Any medication taken orally must go through the liner of the digestive tract. Transporter proteins found on cells lining the gastrointestinal tract assist in this process, but for a lot of drugs it is just not known which of those transporters they use to depart the digestive tract.

Identifying the transporters utilized by specific drugs could help improve patient treatment because if two drugs depend on the identical transporter, they will influence one another and shouldn’t be prescribed together.

Researchers at MIT, Brigham and Women’s Hospital and Duke University have now developed a multi-step technique to discover the transporters utilized by different drugs. Their approach, which uses each tissue models and machine learning algorithms, has already shown that a commonly prescribed antibiotic and a blood thinner can interfere with one another.

“One of the challenges in modeling absorption is that drugs are subject to different transporters. “This study is about how we are able to model these interactions, which could help us make drugs safer and more practical and predict potential toxicities which will have been difficult to predict before,” says Giovanni Traverso, MIT associate professor of mechanical engineering, gastroenterologist at Brigham and Women’s Hospital and senior creator of the study.

As we learn more about which transporters help drugs go through the digestive tract, drug developers could also help improve the absorption of recent drugs by adding excipients that improve their interactions with transporters.

Former MIT postdocs Yunhua Shi and Daniel Reker are the lead authors of the study appears today In .

Drug transport

Previous studies have identified several transporters within the gastrointestinal tract that help drugs go through the intestinal lining. Three of essentially the most commonly used ones that were the main focus of the brand new study are BCRP, MRP2 and PgP.

For this study, Traverso and his colleagues adapted a tissue model they developed in 2020 to measure the absorbability of a particular drug. This experimental setup relies on laboratory-grown porcine intestinal tissue and may be used to systematically expose tissues to different drug formulations and measure how well they’re absorbed.

To study the role of individual transporters in tissue, the researchers used short strands of RNA called siRNA to repress the expression of every transporter. They destroyed different transporter combos in each tissue section and were in a position to examine how each transporter interacts with many alternative drugs.

“There are some ways in which drugs can get through the tissue, however it is just not known which way. We can close the roads individually to search out out if the drug gets through even when we close that road. If the reply is yes, that road is not going to be used,” Traverso said.

The researchers tested 23 commonly used drugs using this technique and were in a position to discover the transporters utilized by each of those drugs. They then trained a machine learning model using this data in addition to data from several drug databases. The model learned to make predictions about which drugs would interact with which transporters based on similarities between the drugs’ chemical structures.

Using this model, researchers analyzed a brand new set of 28 currently used drugs in addition to 1,595 experimental drugs. This screen yielded nearly 2 million predictions of possible drug interactions. Among them was the prediction that doxycycline, an antibiotic, could interact with warfarin, a commonly prescribed blood thinner. Doxycycline was also expected to interact with digoxin, used to treat heart failure, levetiracetam, an antiepileptic drug, and tacrolimus, an immunosuppressant.

Identify interactions

To test these predictions, researchers examined data from about 50 patients who had taken considered one of these three drugs after they were prescribed doxycycline. These data, which got here from a patient database at Massachusetts General Hospital and Brigham and Women’s Hospital, showed that when doxycycline was given to patients who were already taking warfarin, the extent of warfarin within the patients’ bloodstream rose after which fell again after they stopped taking it Doxycycline discontinued.

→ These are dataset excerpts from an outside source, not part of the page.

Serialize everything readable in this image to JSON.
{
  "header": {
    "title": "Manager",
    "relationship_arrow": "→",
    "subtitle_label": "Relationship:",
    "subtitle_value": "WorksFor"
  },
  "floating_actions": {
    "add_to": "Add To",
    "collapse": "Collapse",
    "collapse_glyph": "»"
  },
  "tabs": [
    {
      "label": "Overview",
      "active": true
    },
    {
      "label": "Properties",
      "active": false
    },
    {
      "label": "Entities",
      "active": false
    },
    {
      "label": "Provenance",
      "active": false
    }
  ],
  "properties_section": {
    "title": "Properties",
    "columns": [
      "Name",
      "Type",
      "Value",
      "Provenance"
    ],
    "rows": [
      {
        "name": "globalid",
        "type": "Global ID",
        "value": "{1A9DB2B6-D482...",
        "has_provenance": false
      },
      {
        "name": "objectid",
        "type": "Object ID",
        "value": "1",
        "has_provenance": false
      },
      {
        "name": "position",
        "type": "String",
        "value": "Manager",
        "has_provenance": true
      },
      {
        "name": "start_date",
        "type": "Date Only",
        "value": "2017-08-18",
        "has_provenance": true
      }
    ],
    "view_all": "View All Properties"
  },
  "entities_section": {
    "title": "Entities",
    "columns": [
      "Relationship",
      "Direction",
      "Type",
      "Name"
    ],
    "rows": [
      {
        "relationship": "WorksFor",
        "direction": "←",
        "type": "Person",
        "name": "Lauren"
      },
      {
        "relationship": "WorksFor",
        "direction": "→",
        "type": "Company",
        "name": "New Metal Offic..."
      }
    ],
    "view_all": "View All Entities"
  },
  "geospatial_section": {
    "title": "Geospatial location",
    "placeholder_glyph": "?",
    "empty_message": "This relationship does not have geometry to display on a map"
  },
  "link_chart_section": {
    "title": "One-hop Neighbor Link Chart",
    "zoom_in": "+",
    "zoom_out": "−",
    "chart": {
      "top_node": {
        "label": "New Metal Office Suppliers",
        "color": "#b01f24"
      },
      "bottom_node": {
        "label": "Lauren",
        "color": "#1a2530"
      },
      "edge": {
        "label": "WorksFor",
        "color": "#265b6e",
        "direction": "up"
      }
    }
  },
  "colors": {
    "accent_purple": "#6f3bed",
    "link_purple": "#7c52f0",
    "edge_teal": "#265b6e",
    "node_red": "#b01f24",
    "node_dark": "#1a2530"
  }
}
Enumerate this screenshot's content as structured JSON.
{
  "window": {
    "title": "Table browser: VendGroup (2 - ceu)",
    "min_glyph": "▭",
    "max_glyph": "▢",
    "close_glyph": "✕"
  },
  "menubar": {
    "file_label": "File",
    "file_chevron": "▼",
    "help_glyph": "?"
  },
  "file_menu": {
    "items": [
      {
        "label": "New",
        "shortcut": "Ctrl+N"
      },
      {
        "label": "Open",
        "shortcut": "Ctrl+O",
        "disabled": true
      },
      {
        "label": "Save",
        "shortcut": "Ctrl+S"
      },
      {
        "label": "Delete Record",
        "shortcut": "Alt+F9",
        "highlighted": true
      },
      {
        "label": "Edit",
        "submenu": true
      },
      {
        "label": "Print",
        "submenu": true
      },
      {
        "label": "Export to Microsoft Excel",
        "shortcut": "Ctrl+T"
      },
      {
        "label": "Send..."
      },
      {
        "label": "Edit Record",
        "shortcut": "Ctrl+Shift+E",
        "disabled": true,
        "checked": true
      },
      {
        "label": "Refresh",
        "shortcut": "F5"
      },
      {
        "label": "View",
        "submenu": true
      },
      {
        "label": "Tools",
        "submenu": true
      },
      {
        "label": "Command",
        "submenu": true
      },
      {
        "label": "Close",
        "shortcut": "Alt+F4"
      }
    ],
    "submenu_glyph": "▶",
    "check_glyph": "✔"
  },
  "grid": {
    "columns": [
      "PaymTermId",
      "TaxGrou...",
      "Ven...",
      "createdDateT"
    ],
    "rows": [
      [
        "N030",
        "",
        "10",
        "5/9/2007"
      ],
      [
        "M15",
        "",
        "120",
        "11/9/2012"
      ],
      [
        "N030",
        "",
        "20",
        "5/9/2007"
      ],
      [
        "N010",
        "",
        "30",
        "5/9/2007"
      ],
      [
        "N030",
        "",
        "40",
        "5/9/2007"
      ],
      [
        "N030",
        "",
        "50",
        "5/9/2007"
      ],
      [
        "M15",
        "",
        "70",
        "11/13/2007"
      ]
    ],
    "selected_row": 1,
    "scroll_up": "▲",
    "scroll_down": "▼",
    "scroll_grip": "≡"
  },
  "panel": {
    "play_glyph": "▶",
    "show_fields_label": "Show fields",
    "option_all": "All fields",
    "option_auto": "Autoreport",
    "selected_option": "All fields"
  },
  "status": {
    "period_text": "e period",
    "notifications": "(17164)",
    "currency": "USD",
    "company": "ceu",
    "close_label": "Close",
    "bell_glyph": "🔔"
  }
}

These data also confirmed the model’s predictions that doxycycline absorption is influenced by digoxin, levetiracetam, and tacrolimus. Only considered one of these drugs, tacrolimus, was previously suspected of interacting with doxycycline.

“These are drugs which might be commonly used, and we’re the primary to give you the chance to predict this interaction using this accelerated in silico and in vitro model,” says Traverso. “This form of approach gives you the chance to know the potential safety implications of giving these drugs together.”

In addition to identifying potential interactions between drugs already in use, this approach is also applied to drugs currently in development. Using this technology, drug developers could optimize the formulation of recent drug molecules to forestall interactions with other drugs or improve their absorption capability. Vivtex, a biotech company founded in 2018 by former MIT postdoc Thomas von Erlach, MIT Institute Professor Robert Langer, and Traverso to develop recent oral drug delivery systems, is now pursuing one of these drug optimization.

The research was funded partly by the US National Institutes of Health, the Department of Mechanical Engineering at MIT and the Department of Gastroenterology at Brigham and Women’s Hospital.

Additional authors of the article include Langer, von Erlach, James Byrne, Ameya Kirtane, Kaitlyn Hess Jimenez, Zhuyi Wang, Natsuda Navamajiti, Cameron Young, Zachary Fralish, Zilu Zhang, Aaron Lopes, Vance Soares, Jacob Wainer and Lei Miao.